Well, that certainly buys the votes of child care givers, teachers unions, college freebie students and public employees. But it won’t rebuild our crime-ridden cities. And some money would still be spent on prisons, since men are not angels.
The real problem is the collapse of the inner-city family, accelerated by Great Society welfare dependency policies still backed by Mr. Obama. Husbands and fathers were replaced with government checks in single-parent households. No massive preschool program will undo that kind of damage. The government, it turns out, makes a lousy mother or father. A direct result has been the increase of America’s inmate population from 500,000 in 1980 to 2.2 million today.
Mr. Obama’s answer to the urban calamity that his party’s policies have exacerbated is to offer yet more programs, not rescind policies that discourage natural family formation.
Almost unnoticed amid Mr. Obama’s long list of prison reforms was his call to restore voting rights to felons who have served their sentences. This makes perfect political sense, since felons overwhelmingly vote Democrat, and the party has been working to expand the electorate by any means — even to noncitizens, as one New York pol suggested.

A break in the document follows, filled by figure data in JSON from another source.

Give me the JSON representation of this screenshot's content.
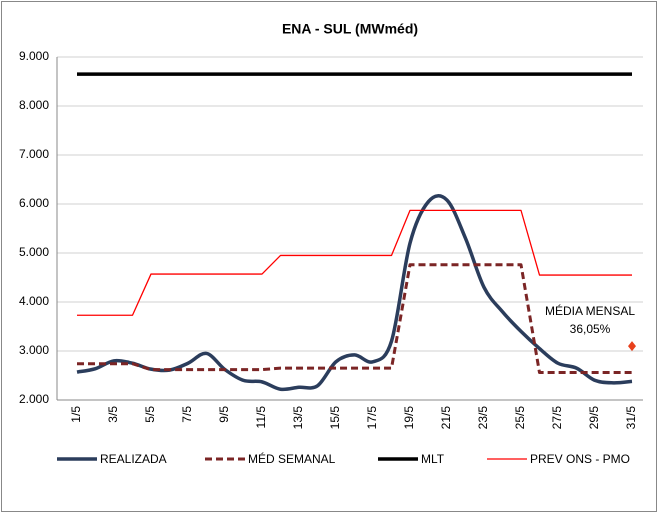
{
  "chart_data": {
    "type": "line",
    "title": "ENA - SUL (MWméd)",
    "categories": [
      "1/5",
      null,
      "3/5",
      null,
      "5/5",
      null,
      "7/5",
      null,
      "9/5",
      null,
      "11/5",
      null,
      "13/5",
      null,
      "15/5",
      null,
      "17/5",
      null,
      "19/5",
      null,
      "21/5",
      null,
      "23/5",
      null,
      "25/5",
      null,
      "27/5",
      null,
      "29/5",
      null,
      "31/5"
    ],
    "series": [
      {
        "name": "REALIZADA",
        "color": "#2b3d5c",
        "style": "smooth",
        "values": [
          2570,
          2640,
          2800,
          2750,
          2630,
          2610,
          2750,
          2950,
          2620,
          2400,
          2370,
          2220,
          2260,
          2290,
          2780,
          2920,
          2780,
          3200,
          5200,
          6050,
          6080,
          5300,
          4300,
          3800,
          3400,
          3050,
          2750,
          2650,
          2400,
          2350,
          2380
        ]
      },
      {
        "name": "MÉD SEMANAL",
        "color": "#7b2525",
        "style": "dashed",
        "values": [
          2740,
          2740,
          2740,
          2740,
          2620,
          2620,
          2620,
          2620,
          2620,
          2620,
          2620,
          2650,
          2650,
          2650,
          2650,
          2650,
          2650,
          2650,
          4760,
          4760,
          4760,
          4760,
          4760,
          4760,
          4760,
          2560,
          2560,
          2560,
          2560,
          2560,
          2560
        ]
      },
      {
        "name": "MLT",
        "color": "#000000",
        "style": "thick",
        "values": [
          8650,
          8650,
          8650,
          8650,
          8650,
          8650,
          8650,
          8650,
          8650,
          8650,
          8650,
          8650,
          8650,
          8650,
          8650,
          8650,
          8650,
          8650,
          8650,
          8650,
          8650,
          8650,
          8650,
          8650,
          8650,
          8650,
          8650,
          8650,
          8650,
          8650,
          8650
        ]
      },
      {
        "name": "PREV ONS - PMO",
        "color": "#ff0000",
        "style": "thin",
        "values": [
          3730,
          3730,
          3730,
          3730,
          4570,
          4570,
          4570,
          4570,
          4570,
          4570,
          4570,
          4950,
          4950,
          4950,
          4950,
          4950,
          4950,
          4950,
          5870,
          5870,
          5870,
          5870,
          5870,
          5870,
          5870,
          4550,
          4550,
          4550,
          4550,
          4550,
          4550
        ]
      }
    ],
    "annotation": {
      "lines": [
        "MÉDIA MENSAL",
        "36,05%"
      ],
      "value": 3100,
      "color": "#e8401c"
    },
    "ylim": [
      2000,
      9000
    ],
    "yticks": [
      {
        "value": 2000,
        "label": "2.000"
      },
      {
        "value": 3000,
        "label": "3.000"
      },
      {
        "value": 4000,
        "label": "4.000"
      },
      {
        "value": 5000,
        "label": "5.000"
      },
      {
        "value": 6000,
        "label": "6.000"
      },
      {
        "value": 7000,
        "label": "7.000"
      },
      {
        "value": 8000,
        "label": "8.000"
      },
      {
        "value": 9000,
        "label": "9.000"
      }
    ],
    "grid": true
  }
}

Speaking of extending the franchise, Mr. Obama himself broadly asserted that inmates “are also Americans.” Well, most of them. Crunching several studies, Heritage Foundation expert Hans von Spakovsky wrote that, “criminal aliens already represent more than a quarter of all of the prisoners in federal prisons and are present in large numbers in state and local jails.”
Two progressive states — Maine and Vermont — actually allow felons to vote in prison. In 13 states plus the District of Columbia, felons may vote upon release. A few states permanently bar felons from voting even after release, parole and probation. In others, different conditions apply, depending on the offense. In 40 states, inmates serving time only for misdemeanors can vote by absentee ballot, according to ProCon.org.

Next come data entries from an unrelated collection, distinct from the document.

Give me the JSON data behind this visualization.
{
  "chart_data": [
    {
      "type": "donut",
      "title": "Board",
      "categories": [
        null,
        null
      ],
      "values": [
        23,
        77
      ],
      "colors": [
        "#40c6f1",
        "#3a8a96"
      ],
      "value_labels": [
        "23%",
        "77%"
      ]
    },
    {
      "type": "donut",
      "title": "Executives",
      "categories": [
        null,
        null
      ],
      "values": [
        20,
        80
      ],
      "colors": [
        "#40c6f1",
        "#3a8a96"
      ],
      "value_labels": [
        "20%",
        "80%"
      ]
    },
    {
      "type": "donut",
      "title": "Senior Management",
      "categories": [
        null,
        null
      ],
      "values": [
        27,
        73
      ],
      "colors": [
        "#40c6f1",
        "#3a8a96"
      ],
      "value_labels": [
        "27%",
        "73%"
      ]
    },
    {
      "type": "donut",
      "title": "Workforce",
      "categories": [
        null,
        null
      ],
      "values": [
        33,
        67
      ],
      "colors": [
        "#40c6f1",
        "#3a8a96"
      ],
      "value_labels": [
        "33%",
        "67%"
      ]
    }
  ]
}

In Virginia, Democratic Gov. Terry McAuliffe signed an executive order in April 2014 restoring some felon voting rights and easing restrictions. Drug crimes were removed from the list of permanently banned offenders, and the waiting period for restoring voting rights to violent felons was reduced from five to three years.
Last month, Mr. McAuliffe, who was once the bag man for the Clintons, announced that people who owe court costs and fees will no longer be barred from voting. He made the change at the behest of the American Civil Liberties Union’s Virginia chapter, which will “push for a 2018 voter referendum to strip the voting ban [on felons] from the state’s constitution. The group supports the right to vote regardless of [criminal] convictions,” according to the Daily Press.
Like the ACLU, Mr. Obama wants to allow more felons to vote, amnesty for illegal aliens, an end to voter ID laws, and to forbid requiring proof of U.S. citizenship to register to vote.
If that sounds like a criminal way to expand the electorate, that’s because it is.
• Robert Knight is a senior fellow for the American Civil Rights Union and a Washington Times contributor.